Он шел высокий, стройный, и по плитам тротуара ступали его лакированные сапоги. Городовые козыряли. И нес он священно некую тяжесть, которую и сам не умел назвать.
Встречавшиеся офицеры по-прежнему выделялись пятнами, но уже не казались недоступными богами, и он, прямо глядя им в лицо, козырял, и их глаза смотрели так же, как и его.
Зашел в ресторан, закусил и выпил. В голове шумело, шумели голоса, стоял смех, звон посуды, и движения его приобрели непринужденную беглость и легкость.
– Шестьдесят процентов скидки-с, – низко кланяясь, подал официант счет.
Расплатился и вышел, и раздражение все росло.
– Мне не скидка, не проценты нужны, – мне порядок нужен. Ага, ррракалии!.. В кухне небось грязь, прислуга неряшливая, торгуют вместо двух – до четырех… Я ввас!..
Он грозно поглядывал, и все крутом, казалось, молча подчинялось. Все, что жило кругом, шумело, двигалось, говорило, – жило, шумело, двигалось, говорило только потому, что нуждалось, ждало, жаждало порядка, кричало о порядке.
– Осади назад!
Извозчик испуганно попятил лошадь.
– А ты что же это… на мостовой навоз?! – И он чувствовал, как белеют перчатки на руках и над самыми глазами – козырек.
Дворник испуганно схватил метлу и лопату:
– Зараз все вычищу, ваше благородие…
Этот испуг приятно шевельнулся в сердце чувством удовлетворения. Хотелось, чтобы этот испуг был разлит на лицах всех этих идущих людей.

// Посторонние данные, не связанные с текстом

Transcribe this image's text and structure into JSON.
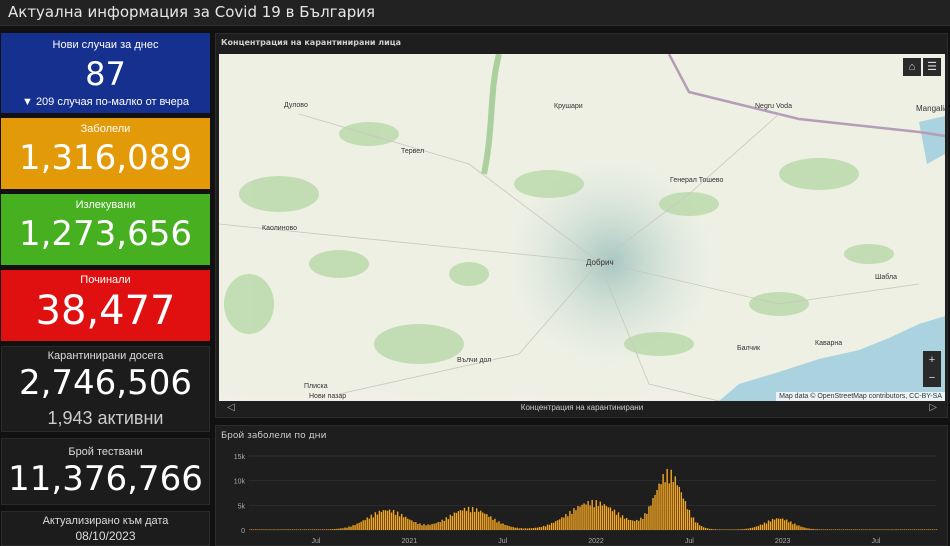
{
  "header": {
    "title": "Актуална информация за Covid 19 в България"
  },
  "cards": {
    "new": {
      "label": "Нови случаи за днес",
      "value": "87",
      "sub": "▼ 209 случая по-малко от вчера"
    },
    "sick": {
      "label": "Заболели",
      "value": "1,316,089"
    },
    "recovered": {
      "label": "Излекувани",
      "value": "1,273,656"
    },
    "dead": {
      "label": "Починали",
      "value": "38,477"
    },
    "quarantined": {
      "label": "Карантинирани досега",
      "value": "2,746,506",
      "sub": "1,943 активни"
    },
    "tests": {
      "label": "Брой тествани",
      "value": "11,376,766"
    },
    "updated": {
      "label": "Актуализирано към дата",
      "value": "08/10/2023"
    }
  },
  "map": {
    "title": "Концентрация на карантинирани лица",
    "places": [
      "Крушари",
      "Negru Voda",
      "Mangalia",
      "Дуловo",
      "Тервел",
      "Генерал Тошево",
      "Каолиново",
      "Добрич",
      "Шабла",
      "Вълчи дол",
      "Балчик",
      "Каварна",
      "Плиска",
      "Нови пазар"
    ],
    "attribution": "Map data © OpenStreetMap contributors, CC-BY-SA",
    "home_icon": "⌂",
    "list_icon": "☰",
    "zoom_in": "+",
    "zoom_out": "−",
    "nav_title": "Концентрация на карантинирани",
    "prev_icon": "◁",
    "next_icon": "▷"
  },
  "chart_data": {
    "type": "bar",
    "title": "Брой заболели по дни",
    "color": "#f5a623",
    "y_ticks": [
      "15k",
      "10k",
      "5k",
      "0"
    ],
    "ylim": [
      0,
      15000
    ],
    "x_ticks": [
      "Jul",
      "2021",
      "Jul",
      "2022",
      "Jul",
      "2023",
      "Jul"
    ],
    "peaks": [
      {
        "period": "2020-11",
        "value": 4200
      },
      {
        "period": "2021-03",
        "value": 4600
      },
      {
        "period": "2021-10",
        "value": 6000
      },
      {
        "period": "2022-01",
        "value": 12300
      },
      {
        "period": "2022-07",
        "value": 2400
      }
    ]
  }
}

Улицы раздвинулись широкой площадью, залитой народом. Из моря голов поднимались лари, палатки, торговки выкрикивали товар, приказчики хватали за полы покупателей, и в этом шуме, говоре и людском плеске, как корабли среди расходившихся волн, отчаянно и надрываясь звоня, медленно проплывали трамваи. А над смятением и ропотом людским поднималась с печатью минувших веков старинная башня, бесстрастно отмечая на огромном циферблате неумолимо утекающее время.

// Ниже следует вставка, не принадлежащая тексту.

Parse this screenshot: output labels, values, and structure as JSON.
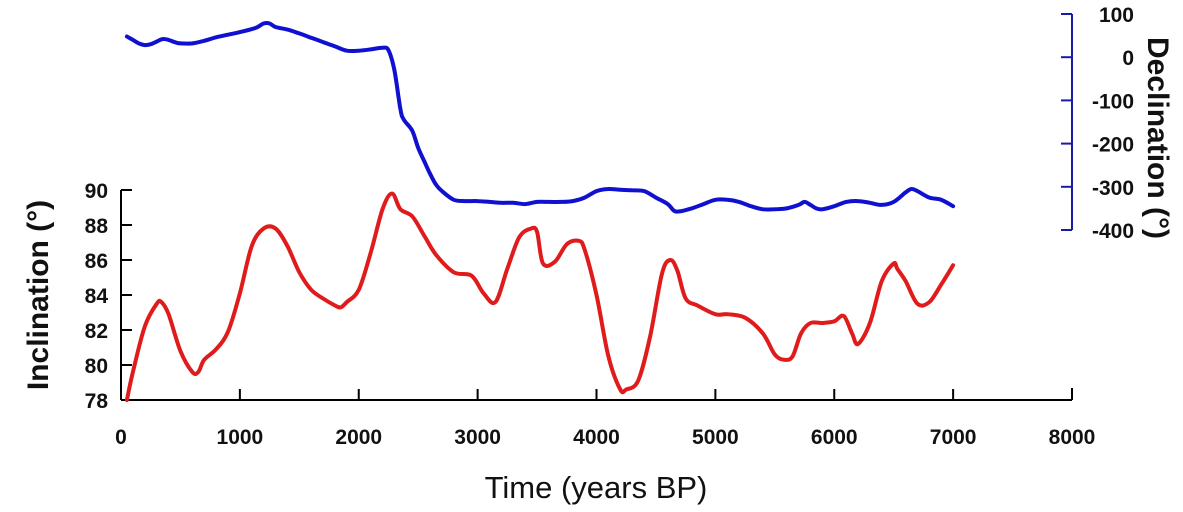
{
  "chart_data": {
    "type": "line",
    "x_axis": {
      "label": "Time (years BP)",
      "range": [
        0,
        8000
      ],
      "ticks": [
        "0",
        "1000",
        "2000",
        "3000",
        "4000",
        "5000",
        "6000",
        "7000",
        "8000"
      ]
    },
    "inclination_axis": {
      "label": "Inclination  (°)",
      "range": [
        78,
        90
      ],
      "ticks": [
        "78",
        "80",
        "82",
        "84",
        "86",
        "88",
        "90"
      ]
    },
    "declination_axis": {
      "label": "Declination  (°)",
      "range": [
        -400,
        100
      ],
      "ticks": [
        "100",
        "0",
        "-100",
        "-200",
        "-300",
        "-400"
      ]
    },
    "series": [
      {
        "key": "inclination",
        "color": "#e01b1b",
        "x": [
          50,
          100,
          200,
          300,
          340,
          400,
          500,
          600,
          650,
          700,
          800,
          900,
          1000,
          1100,
          1200,
          1300,
          1400,
          1500,
          1600,
          1700,
          1800,
          1850,
          1900,
          2000,
          2100,
          2200,
          2280,
          2350,
          2450,
          2550,
          2650,
          2800,
          2950,
          3050,
          3150,
          3250,
          3350,
          3450,
          3500,
          3550,
          3650,
          3750,
          3850,
          3900,
          4000,
          4100,
          4200,
          4250,
          4350,
          4450,
          4550,
          4620,
          4680,
          4750,
          4850,
          5000,
          5100,
          5250,
          5400,
          5500,
          5580,
          5650,
          5720,
          5800,
          5900,
          6000,
          6080,
          6150,
          6200,
          6300,
          6400,
          6500,
          6530,
          6600,
          6700,
          6800,
          6900,
          7000
        ],
        "values": [
          78.0,
          79.6,
          82.2,
          83.5,
          83.6,
          82.9,
          80.8,
          79.6,
          79.6,
          80.3,
          80.9,
          81.9,
          84.1,
          86.8,
          87.8,
          87.8,
          86.8,
          85.3,
          84.3,
          83.8,
          83.4,
          83.3,
          83.6,
          84.3,
          86.4,
          88.9,
          89.8,
          88.9,
          88.5,
          87.4,
          86.3,
          85.3,
          85.1,
          84.1,
          83.6,
          85.5,
          87.3,
          87.8,
          87.6,
          85.8,
          85.9,
          86.9,
          87.1,
          86.6,
          84.0,
          80.5,
          78.6,
          78.6,
          79.1,
          81.6,
          85.2,
          86.0,
          85.4,
          83.8,
          83.4,
          82.9,
          82.9,
          82.7,
          81.8,
          80.6,
          80.3,
          80.5,
          81.8,
          82.4,
          82.4,
          82.5,
          82.8,
          81.8,
          81.2,
          82.4,
          84.8,
          85.8,
          85.5,
          84.8,
          83.5,
          83.6,
          84.6,
          85.7
        ]
      },
      {
        "key": "declination",
        "color": "#1010d0",
        "x": [
          50,
          100,
          150,
          200,
          250,
          300,
          350,
          400,
          450,
          500,
          600,
          700,
          800,
          900,
          1000,
          1100,
          1150,
          1200,
          1250,
          1300,
          1400,
          1500,
          1600,
          1700,
          1800,
          1900,
          2000,
          2100,
          2200,
          2250,
          2300,
          2350,
          2380,
          2450,
          2500,
          2550,
          2600,
          2650,
          2700,
          2800,
          2900,
          3000,
          3100,
          3200,
          3300,
          3400,
          3500,
          3600,
          3700,
          3800,
          3900,
          4000,
          4100,
          4200,
          4300,
          4400,
          4500,
          4600,
          4650,
          4700,
          4800,
          4900,
          5000,
          5100,
          5200,
          5300,
          5400,
          5500,
          5600,
          5700,
          5750,
          5800,
          5850,
          5900,
          6000,
          6100,
          6200,
          6300,
          6400,
          6500,
          6600,
          6650,
          6700,
          6800,
          6900,
          7000
        ],
        "values": [
          48,
          40,
          32,
          28,
          30,
          36,
          42,
          40,
          35,
          32,
          32,
          38,
          46,
          52,
          58,
          65,
          70,
          78,
          78,
          70,
          64,
          55,
          45,
          35,
          25,
          15,
          15,
          18,
          22,
          16,
          -30,
          -120,
          -145,
          -170,
          -210,
          -240,
          -270,
          -295,
          -310,
          -330,
          -333,
          -333,
          -335,
          -337,
          -337,
          -340,
          -335,
          -335,
          -335,
          -333,
          -325,
          -310,
          -305,
          -307,
          -308,
          -310,
          -325,
          -340,
          -355,
          -357,
          -350,
          -340,
          -330,
          -330,
          -335,
          -345,
          -352,
          -352,
          -350,
          -342,
          -335,
          -342,
          -350,
          -352,
          -345,
          -335,
          -333,
          -337,
          -342,
          -335,
          -313,
          -305,
          -310,
          -325,
          -330,
          -345
        ]
      }
    ]
  }
}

Павел Иванович в первую секунду почувствовал себя утонувшим и поглощенным этим неумолчным человеческим морем, которое жило своей собственной жизнью, независимо от него. Но когда огляделся, увидел городовых, увидел, что все это множество жило, торговало, кричало только для порядка, только для того, чтобы легким движением руки в перчатке можно было разом остановить и крик, и говор, и движение, и самую клокочущую жизнь. Он разом почувствовал, что стоит на вершине и все это море клокочет у ног.
На минуту приостановился. Все лица поразительно были одинаковы: и одежда, и движения, и взмахи рукой, и голоса, точно не было ни пола, ни возраста, ни разницы в достатке. Только городовые резко, пятнами выделялись.
– Ты что?!. Ну, ну, ну, отходи, отходи…
– Мы… ничего.
И субъект, торговавший старыми штанами, с удивлением отошел к сторонке.
С отчаянным азартом торговались у ларей торговки мелочью.
– Эй вы, бабье!.. Что рот-то расстегнули… гам на всю площадь!
– Али молчком торговать?
– Молчком – не молчком, а чтобы по закону и… порядок…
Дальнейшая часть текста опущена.